Traspasar la palabra: herirla
de todo lo que viva y sea y se disuelva
en el pozo que ya no necesita
sonidos: al lugar al que sólo
la palabra nos lleva nutrida del secreto
de lo que no se dijo todavía.
De Hablando con un haya (2010)
17. Kairós
La niña se pregunta y pregunta
a los mayores: ¿dónde
estaba yo antes de estar aquí?
Su pasado en no ser estaba en antes,
¿dónde ese antes deshabitado?
¿Y por qué los mayores
evitan responderle?
Ni una pestaña de sus ojos sabe
dónde la niña estuvo.
Ni les importa.
De Escritos en la corteza de los árboles (2013)
18. ¿Qué se oía? (Cero)
No había un solo hombre, un solo animal…
Solo el cielo existía. La faz de la tierra no aparecía;
solo existían la mar limitada, todo el espacio
del cielo. No había nada junto que hiciera
ruido… No había nada que estuviera en pie.
Popol Vuh
Su cuerpo vino del agua, de la tierra y, tal vez,
de un trozo de raíz que se perdió en el barro
después de un temporal.
No supo nunca que nació ni dónde se encontraba:
solo tuvo en común con otros como ella
el hecho de morir que no comprendió nunca.
Tras ella
quedaron piedras de cortar, cuencos de arcilla, dentaduras
de peces para peines, ruidos de su boca que serían
palabras para otros,
dioses orejudos
de enormes labios y penes reprimidos.
Nunca vistió collares.
Pero era ella en la era del soñar
que la mecía. Sombras,
iguales o distintas,
la envolvían cuando el sol la tocaba y la música, que su oído no reconoció,
resonaba al abrirse desde sus hombros hasta el suelo,
perdiéndose en la arena que pisaba: reminiscencia
de cuando era solo un alma. Una nube.
Nada supo de ese otro ruido, chal de signos,
que la entibiaba porque nacía en su interior:
desde el agua y la tierra, de la raíz y el barro
de temporales de una edad perdida
que creía innombrable. Más tarde,
alguien le puso nombre: la creó. Y se oyó.
Ella nunca lo supo.
De Escritos en la corteza de los árboles (2013)
19. Recuerdo perfectamente esos días…
Mi infancia son recuerdos de calles de Sevilla,
de quietas barreduelas, de patios muy callados,
de luces que se cruzan con siglos y futuros
donde el tiempo navega sin destino ni pausa.

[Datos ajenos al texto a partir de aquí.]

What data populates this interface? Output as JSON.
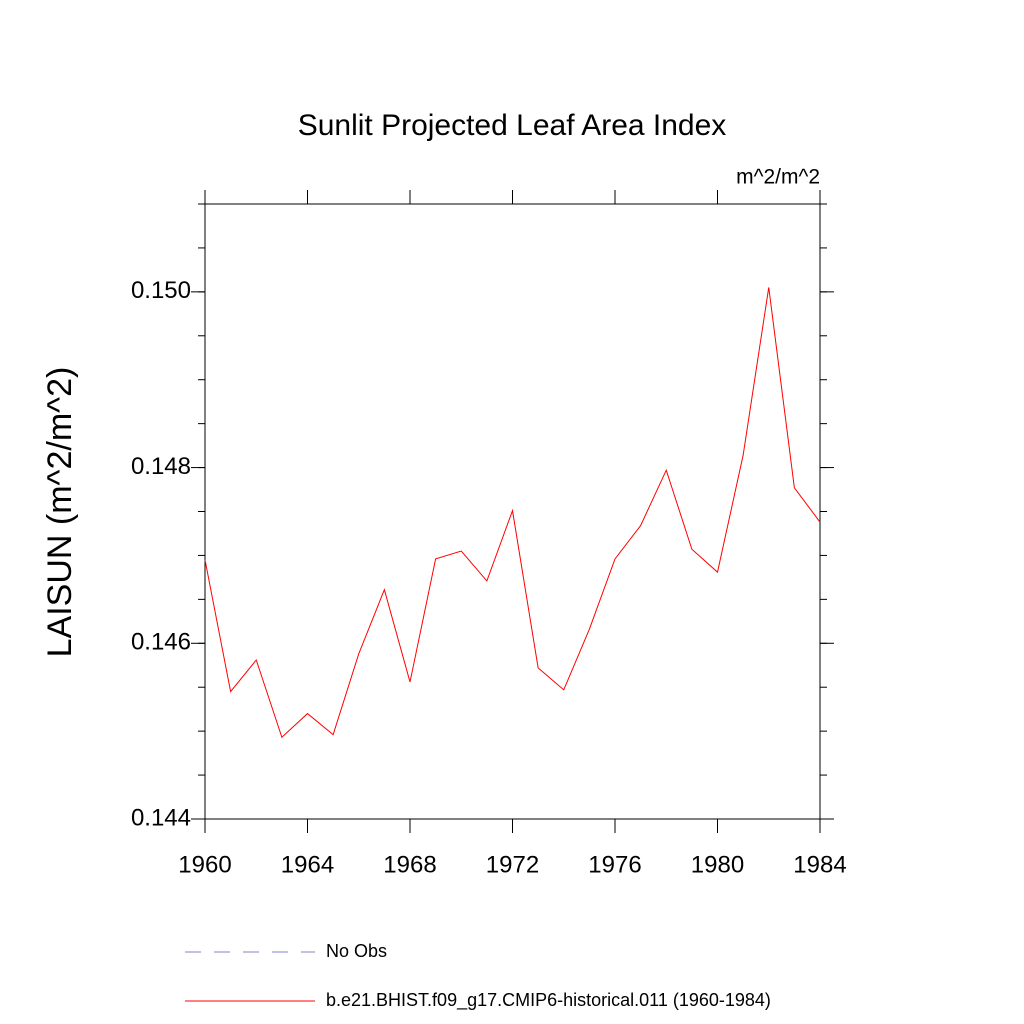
{
  "chart_data": {
    "type": "line",
    "title": "Sunlit Projected Leaf Area Index",
    "units": "m^2/m^2",
    "y_label": "LAISUN  (m^2/m^2)",
    "x": [
      1960,
      1961,
      1962,
      1963,
      1964,
      1965,
      1966,
      1967,
      1968,
      1969,
      1970,
      1971,
      1972,
      1973,
      1974,
      1975,
      1976,
      1977,
      1978,
      1979,
      1980,
      1981,
      1982,
      1983,
      1984
    ],
    "series": [
      {
        "name": "b.e21.BHIST.f09_g17.CMIP6-historical.011 (1960-1984)",
        "color": "#ff0000",
        "values": [
          0.14695,
          0.14545,
          0.14581,
          0.14493,
          0.1452,
          0.14496,
          0.14588,
          0.14661,
          0.14556,
          0.14696,
          0.14705,
          0.14671,
          0.14751,
          0.14572,
          0.14547,
          0.14616,
          0.14696,
          0.14734,
          0.14797,
          0.14707,
          0.14681,
          0.14814,
          0.15005,
          0.14777,
          0.14738
        ]
      }
    ],
    "legend_extra": [
      {
        "name": "No Obs",
        "color": "#8080c8",
        "style": "dashed"
      }
    ],
    "xlim": [
      1960,
      1984
    ],
    "xticks": [
      1960,
      1964,
      1968,
      1972,
      1976,
      1980,
      1984
    ],
    "ylim": [
      0.144,
      0.151
    ],
    "yticks": [
      0.144,
      0.146,
      0.148,
      {
        "value": 0.15,
        "label": "0.150"
      }
    ]
  }
}
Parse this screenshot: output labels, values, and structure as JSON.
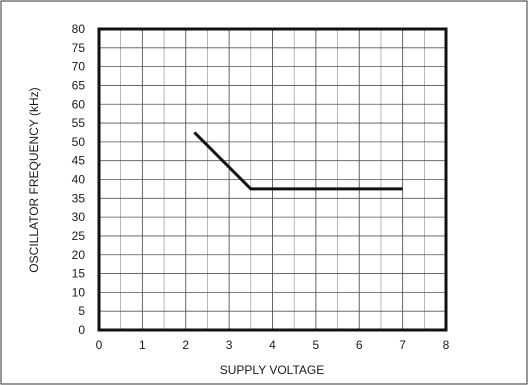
{
  "chart_data": {
    "type": "line",
    "xlabel": "SUPPLY VOLTAGE",
    "ylabel": "OSCILLATOR FREQUENCY (kHz)",
    "xlim": [
      0,
      8
    ],
    "ylim": [
      0,
      80
    ],
    "x_ticks": [
      "0",
      "1",
      "2",
      "3",
      "4",
      "5",
      "6",
      "7",
      "8"
    ],
    "y_ticks": [
      "0",
      "5",
      "10",
      "15",
      "20",
      "25",
      "30",
      "35",
      "40",
      "45",
      "50",
      "55",
      "60",
      "65",
      "70",
      "75",
      "80"
    ],
    "grid": true,
    "series": [
      {
        "x": [
          2.2,
          3.5,
          7.0
        ],
        "y": [
          52.5,
          37.5,
          37.5
        ]
      }
    ]
  }
}
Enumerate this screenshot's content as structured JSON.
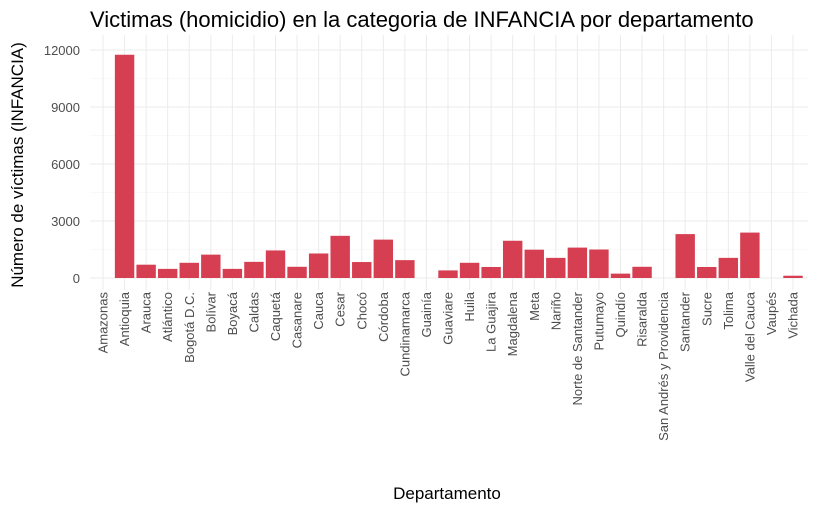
{
  "chart_data": {
    "type": "bar",
    "title": "Victimas (homicidio) en la categoria de INFANCIA por departamento",
    "xlabel": "Departamento",
    "ylabel": "Número de víctimas (INFANCIA)",
    "ylim": [
      0,
      12600
    ],
    "yticks": [
      0,
      3000,
      6000,
      9000,
      12000
    ],
    "ytick_labels": [
      "0",
      "3000",
      "6000",
      "9000",
      "12000"
    ],
    "grid": true,
    "bar_color": "#d63e52",
    "categories": [
      "Amazonas",
      "Antioquia",
      "Arauca",
      "Atlántico",
      "Bogotá D.C.",
      "Bolívar",
      "Boyacá",
      "Caldas",
      "Caquetá",
      "Casanare",
      "Cauca",
      "Cesar",
      "Chocó",
      "Córdoba",
      "Cundinamarca",
      "Guainía",
      "Guaviare",
      "Huila",
      "La Guajira",
      "Magdalena",
      "Meta",
      "Nariño",
      "Norte de Santander",
      "Putumayo",
      "Quindío",
      "Risaralda",
      "San Andrés y Providencia",
      "Santander",
      "Sucre",
      "Tolima",
      "Valle del Cauca",
      "Vaupés",
      "Vichada"
    ],
    "values": [
      0,
      11750,
      700,
      480,
      800,
      1230,
      480,
      850,
      1450,
      590,
      1290,
      2220,
      840,
      2020,
      940,
      0,
      400,
      800,
      580,
      1960,
      1490,
      1060,
      1600,
      1500,
      230,
      590,
      0,
      2310,
      580,
      1060,
      2390,
      0,
      120
    ]
  }
}
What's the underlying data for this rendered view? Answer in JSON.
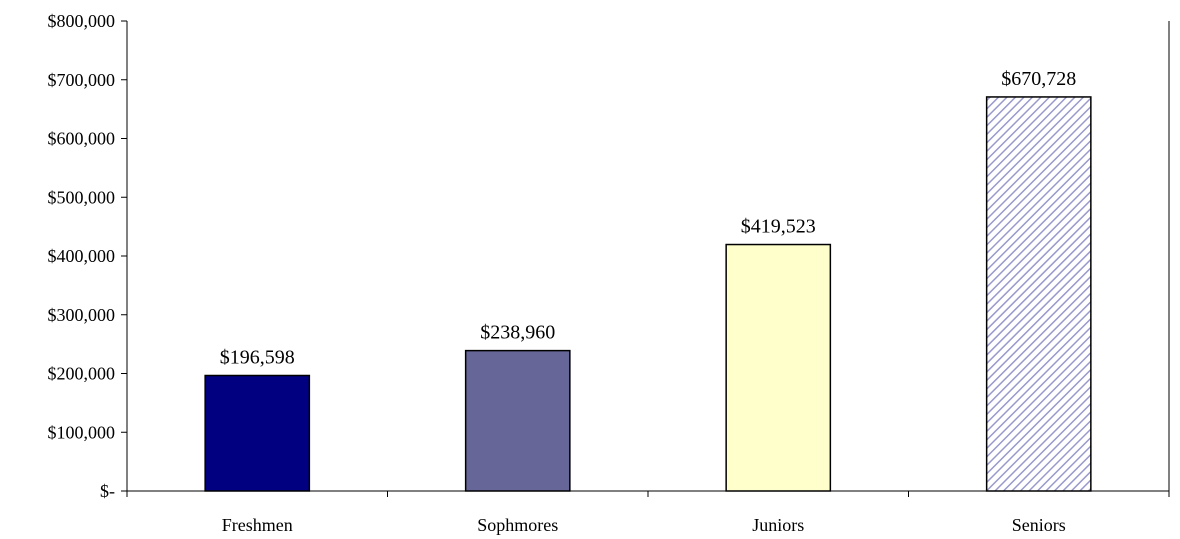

Mi infancia tiene pájaros muertos sobre una colcha,
albercas de un verdor negro y acristalado,
caracolas que trepan por un muro y regresan
y las toco con dedos que ya no son los mismos.
Llega, por muchas calles, un olor a romero,
y un aire que me abriga como un seno lejano
que recordar no puedo, las sombras de otras casas,
ruidos familiares: los pasos de la muerte.
Ella iba y venía por inviernos perdidos
acodada en las cunas, esperando en los templos.
No comprendo que un día se fuera a alguna parte
dejando su trabajo para algún otro día.
En las casas partidas por el rayo
queda una sombra fresca de velas descorridas
y lo que no recuerdo me hace señas lejanas
hasta que resuciten cuando doble una esquina.